Enjoy. Sorry about MA - maybe Heller will trickle down to MA. :)

Catherine
June 27, 2008, 08:54 PM
I have some of those plastic fake cartridges.

I was told that I should use them when I want to practice my 'SQUEEZE' the trigger technique.

I have them in several calibers to use in my firearms.

I bought them when I was a newbie or novice in buying my own firearms 10 years ago.

I own a S&W Model 317. I bought most of my guns in 1998-2001. I used my late husband's 357Magnum revolver before that time frame for self defense.

Best wishes and congrats on your firearm ownership!

Catherine

.38 Special
June 27, 2008, 08:56 PM
I'm not a huge fan of .22 snap caps. Seems to me they break and wear out just about as fast as empty cases. I find that empties work fine, as long as they are rotated a few degrees in between each hit, and discarded after 10 snaps or so.

Wheeler44
June 27, 2008, 10:31 PM
My favorite .22 training trick; #4-6 X 7/8" Ribbed plastic anchors.
Like you would use to hang a picture into drywall.
They chamber in any .22lr and provide a nice soft cushion for your firing pin.
They are inexpensive and can be purchased at any home improvement store.

JFrame
June 29, 2008, 12:48 AM
Wheeler44 said:

My favorite .22 training trick; #4-6 X 7/8" Ribbed plastic anchors.
Like you would use to hang a picture into drywall.
They chamber in any .22lr and provide a nice soft cushion for your firing pin.
They are inexpensive and can be purchased at any home improvement store.

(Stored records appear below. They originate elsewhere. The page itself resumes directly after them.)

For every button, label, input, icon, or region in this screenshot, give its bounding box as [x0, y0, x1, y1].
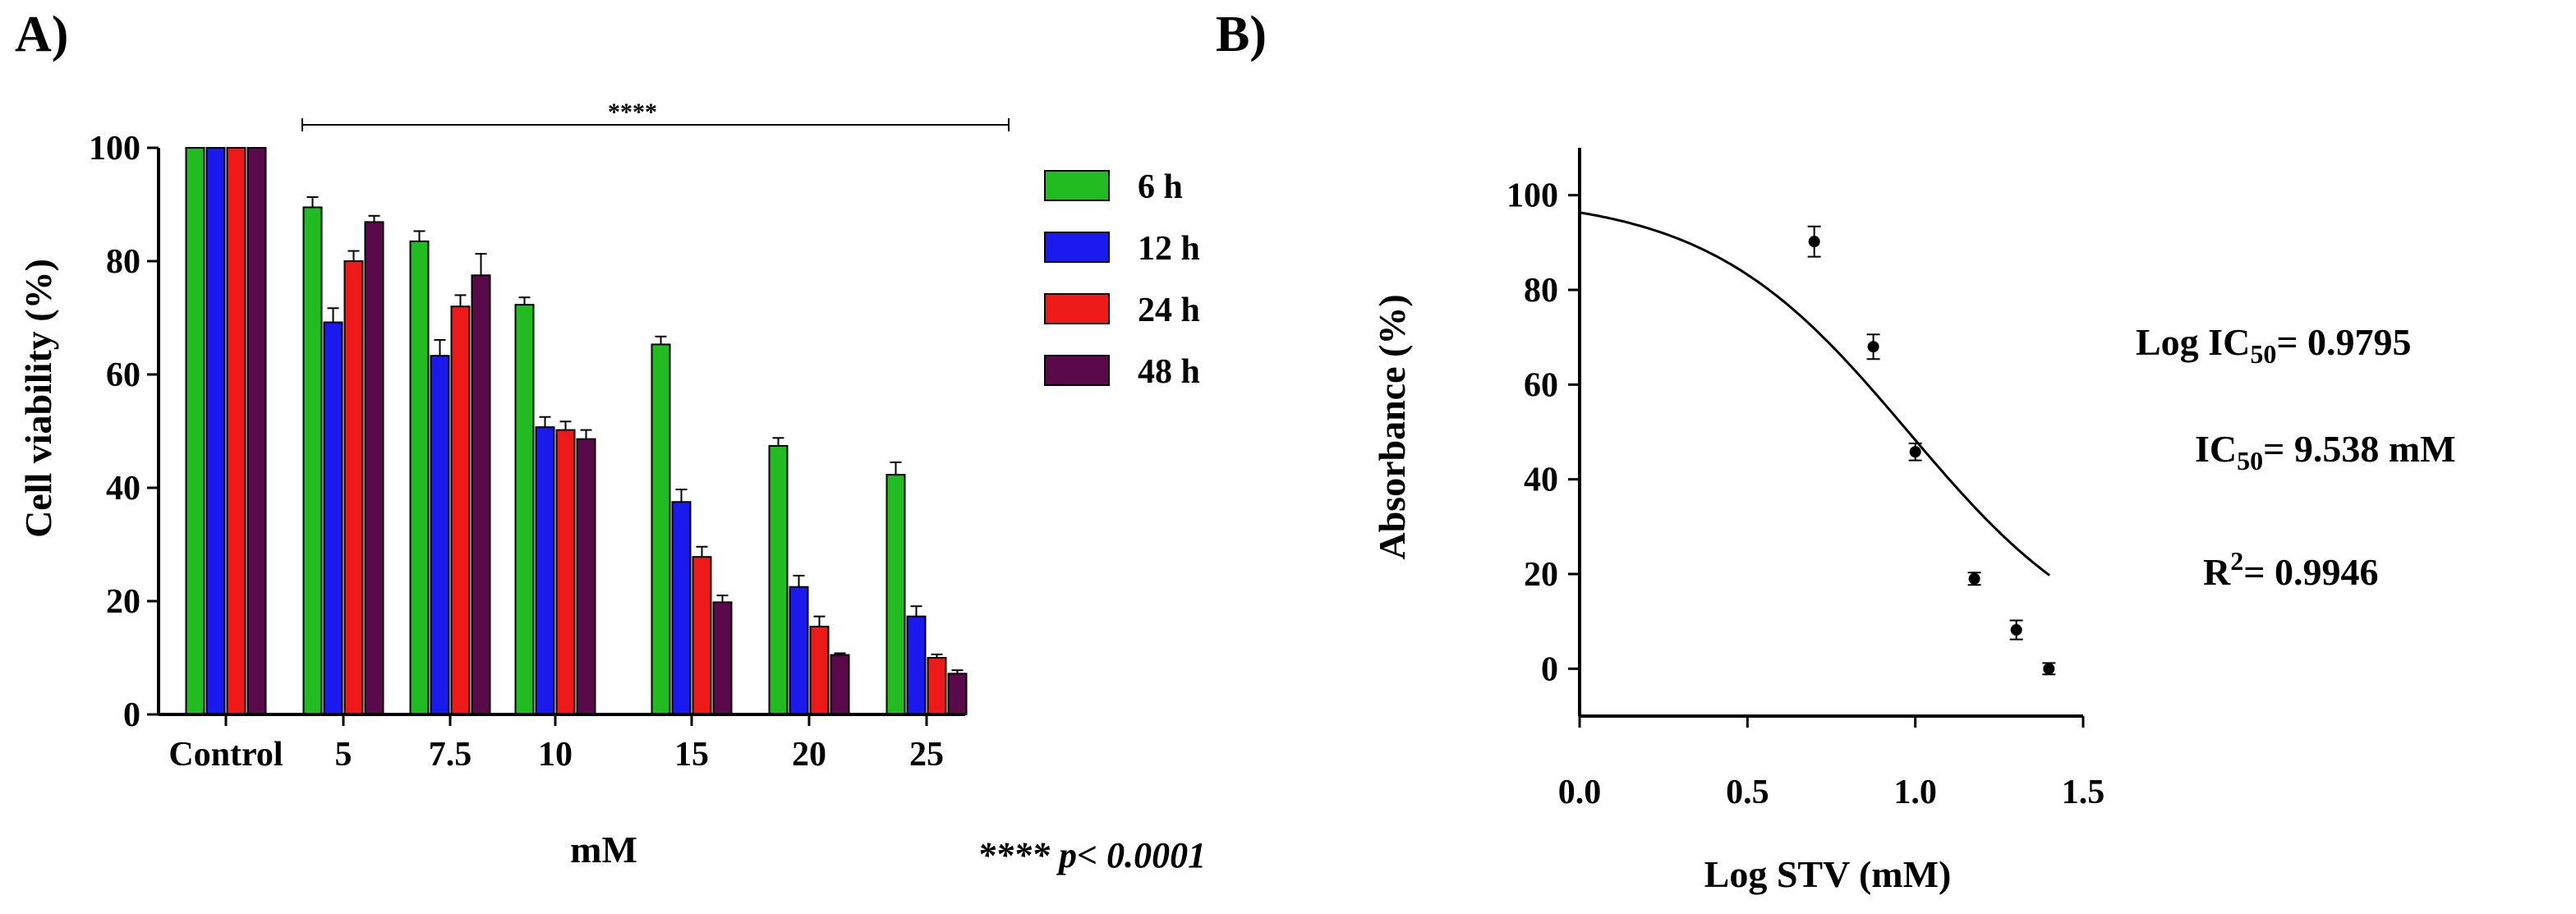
bar [809, 626, 830, 715]
bar [671, 501, 692, 715]
fit-curve [1579, 211, 2051, 576]
bar-x-tick-label: 5 [335, 736, 352, 774]
bar-x-tick-label: Control [168, 736, 283, 774]
bar [343, 260, 364, 715]
legend-swatch [1044, 293, 1110, 324]
dose-y-tick-label: 40 [1524, 462, 1558, 499]
bar [409, 240, 430, 716]
dose-y-ticks: 0 20 40 60 80 100 [1506, 177, 1580, 688]
bar [555, 429, 576, 715]
bar-chart: Cell viability (%) mM 0 20 40 60 80 100 Contr… [17, 99, 1206, 875]
panel-b-label: B) [1216, 7, 1267, 62]
legend-label: 48 h [1138, 353, 1200, 391]
dose-response-chart: Absorbance (%) Log STV (mM) 0 20 40 60 80 100… [1371, 148, 2456, 895]
dose-y-tick-label: 100 [1506, 177, 1558, 215]
bar-y-tick-label: 100 [89, 130, 140, 168]
bar-y-ticks: 0 20 40 60 80 100 [89, 130, 159, 734]
dose-points [1807, 225, 2056, 676]
bar [692, 556, 712, 715]
bar-y-tick-label: 60 [106, 356, 140, 394]
bar [323, 321, 343, 715]
bar [789, 586, 809, 715]
bar [651, 343, 671, 715]
bar [302, 206, 323, 715]
bar [906, 615, 927, 716]
bar-x-ticks: Control 5 7.5 10 15 20 25 [168, 714, 944, 774]
dose-x-tick-label: 0.5 [1726, 774, 1769, 811]
bar-y-tick-label: 20 [106, 583, 140, 621]
legend-swatch [1044, 355, 1110, 386]
bar [514, 304, 535, 715]
bar [430, 355, 450, 715]
dose-y-tick-label: 20 [1524, 556, 1558, 594]
bar [205, 147, 226, 715]
bar-y-axis-title: Cell viability (%) [17, 259, 59, 538]
dose-x-ticks: 0.0 0.5 1.0 1.5 [1558, 716, 2105, 811]
dose-x-tick-label: 1.0 [1893, 774, 1937, 811]
bar [471, 274, 491, 715]
legend-label: 12 h [1138, 230, 1200, 268]
data-point [1909, 446, 1921, 458]
bar-x-tick-label: 25 [909, 736, 944, 774]
legend-swatch [1044, 232, 1110, 263]
bar-y-tick-label: 80 [106, 243, 140, 281]
bar [185, 147, 205, 715]
log-ic50-annotation: Log IC50= 0.9795 [2136, 321, 2412, 369]
data-point [1867, 341, 1879, 353]
dose-x-tick-label: 0.0 [1558, 774, 1602, 811]
dose-x-tick-label: 1.5 [2062, 774, 2105, 811]
bar-x-tick-label: 7.5 [429, 736, 472, 774]
dose-x-axis-title: Log STV (mM) [1704, 853, 1952, 895]
bar [712, 601, 733, 715]
bar [246, 147, 267, 715]
legend-label: 24 h [1138, 292, 1200, 329]
bar [830, 654, 850, 715]
legend-swatch [1044, 170, 1110, 201]
dose-y-tick-label: 60 [1524, 366, 1558, 404]
significance-stars: **** [608, 99, 657, 126]
r-squared-annotation: R2= 0.9946 [2203, 546, 2378, 593]
bar [535, 426, 555, 715]
bar-x-tick-label: 15 [674, 736, 709, 774]
ic50-annotation: IC50= 9.538 mM [2195, 428, 2456, 475]
bar-y-tick-label: 0 [123, 696, 140, 734]
bar-y-tick-label: 40 [106, 470, 140, 508]
legend: 6 h 12 h 24 h 48 h [1044, 168, 1200, 391]
bar [886, 474, 906, 715]
legend-label: 6 h [1138, 168, 1183, 206]
dose-y-tick-label: 80 [1524, 272, 1558, 310]
bar [927, 657, 947, 715]
data-point [2010, 624, 2022, 636]
bar [226, 147, 246, 715]
data-point [1808, 236, 1820, 248]
bar-error-bars [306, 196, 964, 674]
panel-a-label: A) [15, 7, 68, 62]
p-value-note: **** p< 0.0001 [978, 835, 1206, 875]
dose-y-tick-label: 0 [1541, 650, 1558, 688]
bar [947, 673, 968, 716]
bar-x-tick-label: 20 [792, 736, 826, 774]
bar-series [185, 147, 968, 716]
bar [364, 221, 384, 715]
bar-x-tick-label: 10 [538, 736, 573, 774]
bar [576, 438, 596, 715]
dose-y-axis-title: Absorbance (%) [1371, 294, 1413, 559]
data-point [2043, 663, 2055, 675]
bar [768, 444, 789, 715]
bar-x-axis-title: mM [570, 829, 637, 870]
bar [450, 305, 471, 715]
data-point [1968, 572, 1980, 585]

Interesting... I'll have to try this trick when I get a chance. :)

paochow
December 21, 2008, 11:08 PM
My favorite .22 training trick; #4-6 X 7/8" Ribbed plastic anchors.

Thanks for the tip, I picked up a pack of 100 yesterday for $6. Work great and even cycle through the magazine on my semi autos. Tough material, seem to last longer than many of the "snap caps" I've tried.